North Korea’s mission to the United Nations did not immediately respond to a request for comment on Trump’s remarks.

Pyongyang has conducted several missile tests in recent months, but it failed in its last several attempts to do so.

Trump’s comments come after Kim adopted a soft tone on his country’s nuclear program, saying at a recent congress of his ruling party that North Korea would only use nuclear weapons if attacked by a nuclear power, adding he wanted improved relations with previously “hostile” nations.

The next day, the congress formally adopted Kim’s policy, calling to develop the country’s nuclear arsenal while enshrining a policy of not using nuclear weapons unless the country’s sovereignty is threatened by another nuclear power.

In his comments on Tuesday, Trump also said he would press China, Pyongyang’s only major diplomatic and economic supporter, to help find a solution.
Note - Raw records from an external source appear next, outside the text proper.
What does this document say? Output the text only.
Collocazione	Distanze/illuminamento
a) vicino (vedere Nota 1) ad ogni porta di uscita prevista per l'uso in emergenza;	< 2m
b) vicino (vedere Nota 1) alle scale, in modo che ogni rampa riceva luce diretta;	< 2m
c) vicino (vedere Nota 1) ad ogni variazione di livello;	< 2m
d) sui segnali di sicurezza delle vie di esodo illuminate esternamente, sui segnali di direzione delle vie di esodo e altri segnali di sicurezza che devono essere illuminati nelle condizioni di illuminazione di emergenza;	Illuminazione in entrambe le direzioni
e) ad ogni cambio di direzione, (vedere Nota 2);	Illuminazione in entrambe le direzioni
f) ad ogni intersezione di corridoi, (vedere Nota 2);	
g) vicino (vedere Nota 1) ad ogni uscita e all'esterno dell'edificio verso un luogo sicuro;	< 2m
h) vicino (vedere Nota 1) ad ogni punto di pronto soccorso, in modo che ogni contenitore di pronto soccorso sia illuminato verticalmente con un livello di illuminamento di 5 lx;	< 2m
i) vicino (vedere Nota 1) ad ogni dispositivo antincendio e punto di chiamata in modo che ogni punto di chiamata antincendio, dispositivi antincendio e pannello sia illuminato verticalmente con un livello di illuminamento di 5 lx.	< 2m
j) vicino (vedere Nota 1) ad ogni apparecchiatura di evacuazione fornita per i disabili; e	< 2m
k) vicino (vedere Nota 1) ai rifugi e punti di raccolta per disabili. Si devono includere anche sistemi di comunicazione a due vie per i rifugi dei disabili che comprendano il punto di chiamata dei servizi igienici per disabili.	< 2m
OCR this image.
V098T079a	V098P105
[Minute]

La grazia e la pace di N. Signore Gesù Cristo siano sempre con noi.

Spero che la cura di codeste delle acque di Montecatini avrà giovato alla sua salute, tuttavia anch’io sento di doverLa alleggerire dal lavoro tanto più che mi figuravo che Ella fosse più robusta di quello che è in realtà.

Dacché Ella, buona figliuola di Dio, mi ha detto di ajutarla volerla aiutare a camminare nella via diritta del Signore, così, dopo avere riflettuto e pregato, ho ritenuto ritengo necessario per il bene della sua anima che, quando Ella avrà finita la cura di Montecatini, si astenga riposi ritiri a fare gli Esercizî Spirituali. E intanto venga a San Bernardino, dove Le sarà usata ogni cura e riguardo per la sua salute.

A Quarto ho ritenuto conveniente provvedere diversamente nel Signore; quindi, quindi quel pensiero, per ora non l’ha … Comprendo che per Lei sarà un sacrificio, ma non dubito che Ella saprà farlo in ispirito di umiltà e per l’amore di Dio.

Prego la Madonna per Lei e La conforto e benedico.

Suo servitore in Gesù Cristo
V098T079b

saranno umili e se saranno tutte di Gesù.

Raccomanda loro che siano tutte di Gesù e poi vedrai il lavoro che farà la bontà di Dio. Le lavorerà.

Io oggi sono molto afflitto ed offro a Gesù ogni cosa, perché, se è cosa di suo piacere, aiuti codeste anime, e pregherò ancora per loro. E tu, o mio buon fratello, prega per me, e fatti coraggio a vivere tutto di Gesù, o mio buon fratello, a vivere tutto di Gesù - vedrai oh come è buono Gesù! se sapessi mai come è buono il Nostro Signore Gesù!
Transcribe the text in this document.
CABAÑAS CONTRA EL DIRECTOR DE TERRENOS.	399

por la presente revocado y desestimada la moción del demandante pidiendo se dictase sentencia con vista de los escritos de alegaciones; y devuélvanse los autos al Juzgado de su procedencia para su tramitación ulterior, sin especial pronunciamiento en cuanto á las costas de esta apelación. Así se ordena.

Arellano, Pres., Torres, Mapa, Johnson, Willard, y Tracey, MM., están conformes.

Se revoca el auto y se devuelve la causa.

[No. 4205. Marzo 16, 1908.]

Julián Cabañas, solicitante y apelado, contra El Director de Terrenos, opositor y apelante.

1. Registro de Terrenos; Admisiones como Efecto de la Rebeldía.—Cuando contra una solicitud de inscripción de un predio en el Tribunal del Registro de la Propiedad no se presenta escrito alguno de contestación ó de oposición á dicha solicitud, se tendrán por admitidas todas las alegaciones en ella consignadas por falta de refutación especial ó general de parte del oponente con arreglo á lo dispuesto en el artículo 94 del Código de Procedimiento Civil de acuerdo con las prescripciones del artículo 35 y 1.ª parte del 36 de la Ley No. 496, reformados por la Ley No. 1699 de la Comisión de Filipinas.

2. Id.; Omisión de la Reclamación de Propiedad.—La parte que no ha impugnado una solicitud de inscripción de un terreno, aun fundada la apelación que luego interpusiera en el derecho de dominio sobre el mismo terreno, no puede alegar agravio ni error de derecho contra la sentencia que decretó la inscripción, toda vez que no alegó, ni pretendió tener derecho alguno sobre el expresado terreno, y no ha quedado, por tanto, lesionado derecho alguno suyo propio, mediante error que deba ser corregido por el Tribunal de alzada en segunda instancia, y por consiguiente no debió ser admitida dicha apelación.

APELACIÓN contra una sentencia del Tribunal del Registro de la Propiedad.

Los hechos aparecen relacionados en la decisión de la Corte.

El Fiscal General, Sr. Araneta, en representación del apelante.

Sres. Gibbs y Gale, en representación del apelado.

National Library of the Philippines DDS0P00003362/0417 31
“I would put a lot of pressure on China because economically we have tremendous power over China,” he told Reuters.

Trump’s preparedness to meet Kim contrasts with President Barack Obama’s policy of relying on senior U.S. officials to talk to senior North Korean officials.

Obama has not engaged personally with Kim, but in February there were conflicting reports regarding a proposal for renewed United States-North Korea peace talks.

The State Department insisted that Washington rejected a North Korean proposal to discuss a peace treaty to formally end the Korean War because it did not address denuclearization on the peninsula.

But a report earlier in the Wall Street Journal suggested the opposite – that it was the United States that offered the peace treaty and that Pyongyang had been the one to reject it.